Optimizing Performance with Local Batched Inference

Scorebook can support local batched inference. An inference function or pipeline can set a batch size to process multiple evaluation items simultaneously, improving performance and efficiency for local model inference.


Batch Inference Function

def batch_inference(
preprocessed_items: List[Dict[str, Any]], **hyperparameter_config: Any
) -> List[Any]:
"""Run batch inference on multiple preprocessed eval items simultaneously.

Args:
preprocessed_items: List of preprocessed evaluation items.
hyperparameter_config: Model hyperparameters.

Returns:
A list of model outputs for all evaluation items.
"""
# Extract messages from all preprocessed items
all_messages = [item["messages"] for item in preprocessed_items]

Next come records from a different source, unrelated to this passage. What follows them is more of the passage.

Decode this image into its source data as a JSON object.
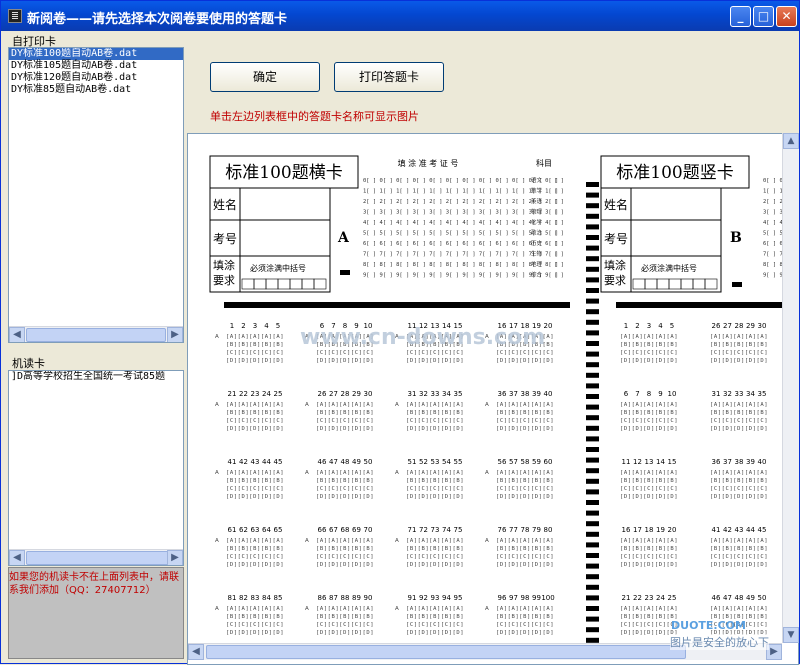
{
  "window": {
    "title": "新阅卷——请先选择本次阅卷要使用的答题卡"
  },
  "colors": {
    "titlebar": "#0a5ae8",
    "selection": "#316ac5",
    "hint_red": "#c00000"
  },
  "self_print": {
    "label": "自打印卡",
    "items": [
      "DY标准100题自动AB卷.dat",
      "DY标准105题自动AB卷.dat",
      "DY标准120题自动AB卷.dat",
      "DY标准85题自动AB卷.dat"
    ],
    "selected_index": 0
  },
  "machine_read": {
    "label": "机读卡",
    "items": [
      "]D高等学校招生全国统一考试85题"
    ]
  },
  "buttons": {
    "confirm": "确定",
    "print_card": "打印答题卡"
  },
  "hint": "单击左边列表框中的答题卡名称可显示图片",
  "notice": "如果您的机读卡不在上面列表中，请联系我们添加（QQ：27407712）",
  "preview": {
    "card_a_title": "标准100题横卡",
    "card_b_title": "标准100题竖卡",
    "name_label": "姓名",
    "id_label": "考号",
    "fill_label": "填涂要求",
    "fill_note": "必须涂满中括号",
    "exam_number_title": "填 涂 准 考 证 号",
    "subject_title": "科目",
    "subjects": [
      "语文",
      "数学",
      "英语",
      "物理",
      "化学",
      "政治",
      "历史",
      "生物",
      "地理",
      "综合"
    ],
    "mark_a": "A",
    "mark_b": "B",
    "question_blocks_left": [
      [
        [
          1,
          2,
          3,
          4,
          5
        ],
        [
          6,
          7,
          8,
          9,
          10
        ],
        [
          11,
          12,
          13,
          14,
          15
        ],
        [
          16,
          17,
          18,
          19,
          20
        ]
      ],
      [
        [
          21,
          22,
          23,
          24,
          25
        ],
        [
          26,
          27,
          28,
          29,
          30
        ],
        [
          31,
          32,
          33,
          34,
          35
        ],
        [
          36,
          37,
          38,
          39,
          40
        ]
      ],
      [
        [
          41,
          42,
          43,
          44,
          45
        ],
        [
          46,
          47,
          48,
          49,
          50
        ],
        [
          51,
          52,
          53,
          54,
          55
        ],
        [
          56,
          57,
          58,
          59,
          60
        ]
      ],
      [
        [
          61,
          62,
          63,
          64,
          65
        ],
        [
          66,
          67,
          68,
          69,
          70
        ],
        [
          71,
          72,
          73,
          74,
          75
        ],
        [
          76,
          77,
          78,
          79,
          80
        ]
      ],
      [
        [
          81,
          82,
          83,
          84,
          85
        ],
        [
          86,
          87,
          88,
          89,
          90
        ],
        [
          91,
          92,
          93,
          94,
          95
        ],
        [
          96,
          97,
          98,
          99,
          100
        ]
      ]
    ],
    "question_blocks_right": [
      [
        [
          1,
          2,
          3,
          4,
          5
        ],
        [
          26,
          27,
          28,
          29,
          30
        ]
      ],
      [
        [
          6,
          7,
          8,
          9,
          10
        ],
        [
          31,
          32,
          33,
          34,
          35
        ]
      ],
      [
        [
          11,
          12,
          13,
          14,
          15
        ],
        [
          36,
          37,
          38,
          39,
          40
        ]
      ],
      [
        [
          16,
          17,
          18,
          19,
          20
        ],
        [
          41,
          42,
          43,
          44,
          45
        ]
      ],
      [
        [
          21,
          22,
          23,
          24,
          25
        ],
        [
          46,
          47,
          48,
          49,
          50
        ]
      ]
    ],
    "options": [
      "A",
      "B",
      "C",
      "D"
    ],
    "watermark": "www.cn-downs.com"
  },
  "corner_tag": {
    "brand": "DUOTE.COM",
    "caption": "图片是安全的放心下"
  }
}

# Perform batch inference - the pipeline will process multiple inputs together
batch_outputs = pipeline(
all_messages,
temperature=hyperparameter_config["temperature"],
max_new_tokens=hyperparameter_config.get("max_new_tokens", 256),
do_sample=True,
batch_size=1, # hyperparameter_config.get("batch_size", 1),
)

return list(batch_outputs)

To run and view the result of this evaluation pipeline with batched inference in an evaluation example, run Scorebook's Example 4.